What a splendidly strange career Jules Dassin (above, in the striped shirt) had. The son of a Jewish immigrant barber in Middletown, CT, he acted in Yiddish theater in Manhattan in the 1930s, was assisting Alfred Hitchcock in Hollywood in 1941, directed his first feature, "Nazi Agent," the next year, landed on the HUAC blacklist in 1950, moved to France and won Best Director at Cannes with "Rififi" in 1955, met and married the larger-than-life Greek actress/activist/stateswoman Melina Mercouri in the mid-1960s (directing her in six films over the subsequent years), fled Greece in 1970 under threats from the ruling junta, returned four years later covered in glory, and lived out his final days running the Melina Mercouri Foundation, dedicated to returning the Elgin Marbles to Greece. He died yesterday at 96. The country's Prime Minister praised him as "a first-generation Greek."
That's a hell of a long way from Middletown, CT.

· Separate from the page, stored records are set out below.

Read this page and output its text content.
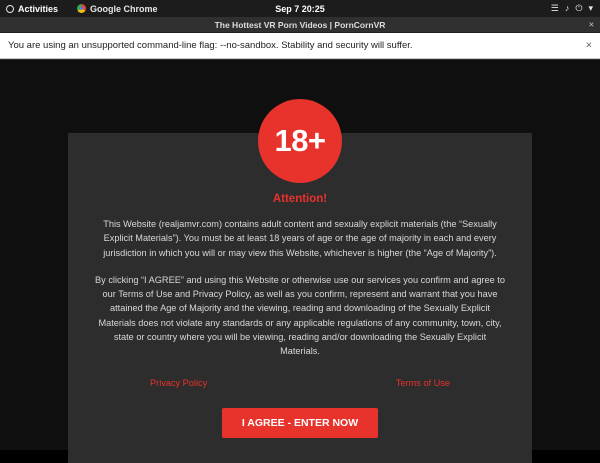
Activities	Google Chrome	Sep 7 20:25	☰ ♪ ⏻ ▾
The Hottest VR Porn Videos | PornCornVR	×
You are using an unsupported command-line flag: --no-sandbox. Stability and security will suffer.	×
18+
Attention!

This Website (realjamvr.com) contains adult content and sexually explicit materials (the “Sexually Explicit Materials”). You must be at least 18 years of age or the age of majority in each and every jurisdiction in which you will or may view this Website, whichever is higher (the “Age of Majority”).

By clicking “I AGREE” and using this Website or otherwise use our services you confirm and agree to our Terms of Use and Privacy Policy, as well as you confirm, represent and warrant that you have attained the Age of Majority and the viewing, reading and downloading of the Sexually Explicit Materials does not violate any standards or any applicable regulations of any community, town, city, state or country where you will be viewing, reading and/or downloading the Sexually Explicit Materials.

Privacy Policy	Terms of Use
I AGREE - ENTER NOW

Then there are the movies. Dassin was most celebrated (and imitated) for the silent heist sequence in "Rififi" and the much-loved, rather too cute "Never On Sunday" (1960), with Mercouri as an earthy hooker and Dassin himself as the American nerd who tries to reform her. Before the witch-hunt chased him out of Hollywood, though, the director was a key architect of post-WWII film noir. "The Naked City" (1948), a police procedural filmed almost as if it were a documentary, was a breakthrough in its use of realistic New York City locations, and "Brute Force" (1947) applied the noir template to the prison film genre, with a young, hard-bitten Burt Lancaster as an anti-hero con and Hume Cronyn as a sadistic guard. (Hume Cronyn! As they say in "Juno," I didn't know he had it in him.)
"Night and the City" (1948) may be the best thing Dassin ever did, though -- a weird, jagged London-set thriller featuring Richard Widmark as an increasingly desperate small-time hustler named Harry Fabian. At times "Night" plays like the last film on earth, and to the director that's probably what it felt like; he was condemned in absentia by HUAC and didn't return to Hollywood for 20 years. I praised "Night and the City" just last week when Widmark died. Now Dassin has left us. I do hope Googie Withers is feeling in the pink.